What Happens in Book 1

The Odyssey opens with an invocation: "Sing to me of the man, Muse, the man of twists and turns / driven time and again off course." Homer announces the subject of his poem — Odysseus — but then turns immediately to Olympus, where the gods are in council. Ten years have passed since the fall of Troy. Other Greek leaders have returned home; Odysseus has not. He is being held by the nymph Calypso on her remote island. Athena, his patron goddess, sees an opportunity: Poseidon, who hates Odysseus, is absent from the council, and she presses Zeus to allow her to act.

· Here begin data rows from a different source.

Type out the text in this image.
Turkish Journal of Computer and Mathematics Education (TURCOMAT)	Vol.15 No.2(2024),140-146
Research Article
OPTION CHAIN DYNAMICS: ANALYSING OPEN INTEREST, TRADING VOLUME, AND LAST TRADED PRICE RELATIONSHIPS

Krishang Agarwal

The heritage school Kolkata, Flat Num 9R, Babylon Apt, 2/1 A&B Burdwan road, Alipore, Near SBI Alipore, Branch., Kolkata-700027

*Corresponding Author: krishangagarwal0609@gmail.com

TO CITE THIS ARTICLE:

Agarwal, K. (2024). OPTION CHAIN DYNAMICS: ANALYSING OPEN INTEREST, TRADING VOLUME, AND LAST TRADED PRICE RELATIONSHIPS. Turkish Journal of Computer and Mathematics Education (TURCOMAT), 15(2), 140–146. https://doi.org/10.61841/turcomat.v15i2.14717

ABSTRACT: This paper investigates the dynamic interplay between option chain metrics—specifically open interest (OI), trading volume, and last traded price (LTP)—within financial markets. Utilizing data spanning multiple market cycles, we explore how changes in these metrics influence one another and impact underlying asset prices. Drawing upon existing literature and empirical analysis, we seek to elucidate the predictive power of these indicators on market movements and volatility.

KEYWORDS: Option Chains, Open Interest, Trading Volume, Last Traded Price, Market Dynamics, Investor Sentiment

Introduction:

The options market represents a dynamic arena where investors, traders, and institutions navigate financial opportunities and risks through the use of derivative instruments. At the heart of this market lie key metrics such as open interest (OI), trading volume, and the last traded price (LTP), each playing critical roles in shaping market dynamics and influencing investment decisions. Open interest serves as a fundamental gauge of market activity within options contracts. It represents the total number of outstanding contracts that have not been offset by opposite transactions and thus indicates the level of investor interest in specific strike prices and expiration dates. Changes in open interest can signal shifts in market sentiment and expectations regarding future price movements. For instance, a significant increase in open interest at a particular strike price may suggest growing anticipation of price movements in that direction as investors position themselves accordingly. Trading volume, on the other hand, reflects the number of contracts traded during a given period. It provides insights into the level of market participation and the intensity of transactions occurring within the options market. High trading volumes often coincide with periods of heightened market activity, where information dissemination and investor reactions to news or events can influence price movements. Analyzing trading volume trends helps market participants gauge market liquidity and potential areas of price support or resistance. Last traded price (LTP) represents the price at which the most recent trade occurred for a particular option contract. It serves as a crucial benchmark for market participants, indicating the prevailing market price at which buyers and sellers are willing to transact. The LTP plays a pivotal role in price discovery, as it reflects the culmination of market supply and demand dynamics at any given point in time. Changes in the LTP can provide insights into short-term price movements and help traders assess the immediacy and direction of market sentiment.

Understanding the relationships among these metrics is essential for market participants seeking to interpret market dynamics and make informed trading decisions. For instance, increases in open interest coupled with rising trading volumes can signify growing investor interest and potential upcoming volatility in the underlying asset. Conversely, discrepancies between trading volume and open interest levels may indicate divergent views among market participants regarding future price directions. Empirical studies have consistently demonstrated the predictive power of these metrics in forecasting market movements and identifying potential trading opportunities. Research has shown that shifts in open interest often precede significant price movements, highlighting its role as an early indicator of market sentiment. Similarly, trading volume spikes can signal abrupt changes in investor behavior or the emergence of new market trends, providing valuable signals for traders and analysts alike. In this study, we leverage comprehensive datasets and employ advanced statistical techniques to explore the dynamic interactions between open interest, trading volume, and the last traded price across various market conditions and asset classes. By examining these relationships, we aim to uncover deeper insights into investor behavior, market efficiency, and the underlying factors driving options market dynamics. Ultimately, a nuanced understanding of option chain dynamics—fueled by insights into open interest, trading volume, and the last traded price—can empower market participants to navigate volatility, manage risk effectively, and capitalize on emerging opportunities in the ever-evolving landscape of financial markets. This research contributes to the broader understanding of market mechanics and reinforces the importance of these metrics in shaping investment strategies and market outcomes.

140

While the gods deliberate Odysseus's release, Athena descends to Ithaca, disguised as Mentes, an old guest-friend of the family. There she finds the palace in disarray. A crowd of suitors — young men of the island and surrounding islands — have taken up residence, eating Odysseus's livestock, drinking his wine, and pressing his wife Penelope to remarry. They behave as if Odysseus is dead, and as if his household is theirs to consume.

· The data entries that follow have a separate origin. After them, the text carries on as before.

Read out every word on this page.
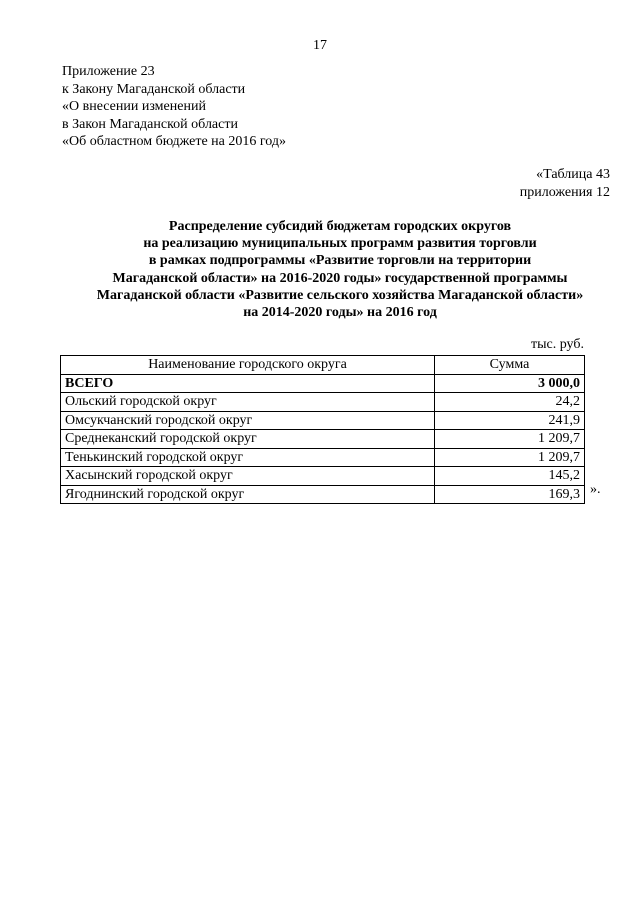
17
Приложение 23
к Закону Магаданской области
«О внесении изменений
в Закон Магаданской области
«Об областном бюджете на 2016 год»
«Таблица 43
приложения 12
Распределение субсидий бюджетам городских округов
на реализацию муниципальных программ развития торговли
в рамках подпрограммы «Развитие торговли на территории
Магаданской области» на 2016-2020 годы» государственной программы
Магаданской области «Развитие сельского хозяйства Магаданской области»
на 2014-2020 годы» на 2016 год
тыс. руб.
Наименование городского округа	Сумма
ВСЕГО	3 000,0
Ольский городской округ	24,2
Омсукчанский городской округ	241,9
Среднеканский городской округ	1 209,7
Тенькинский городской округ	1 209,7
Хасынский городской округ	145,2
Ягоднинский городской округ	169,3 ».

Athena meets Telemachus, Odysseus's son, now a young man. He has lived his whole life in his father's absence, and he has accepted the suitors' presence with a kind of resigned helplessness. Athena, in her disguise, challenges him. She tells him to call an assembly of the Ithacans, confront the suitors publicly, and then sail in search of news of his father. By the end of the book, Telemachus is speaking, for the first time, like the son of a king.

Characters Introduced

Athena. Goddess of wisdom, strategy, and crafts; daughter of Zeus and Odysseus's lifelong advocate. Throughout the poem she works simultaneously as protector and tactician — sometimes openly, more often in disguise. Book 1 establishes her as the engine of the plot: it is her decision to act, not Odysseus's, that begins the story's movement.

Telemachus. Odysseus's only son, born just before his father left for Troy. Twenty years old at the poem's opening, he has grown up surrounded by men trying to displace his father. The first four books of the Odyssey are sometimes called the Telemachy because they belong to him, and his journey from passivity to action begins here.

Penelope. Odysseus's wife. We see her only briefly in this book — she descends from her rooms, asks the bard to stop singing a song of Troy because it pains her, and is gently sent back upstairs by Telemachus. The exchange is small but telling: it is the first time he asserts himself in his own house.

The suitors. A loose group of more than a hundred men. Two will become specifically important: Antinous, the most arrogant, and Eurymachus, the most cunning. Both speak in Book 1.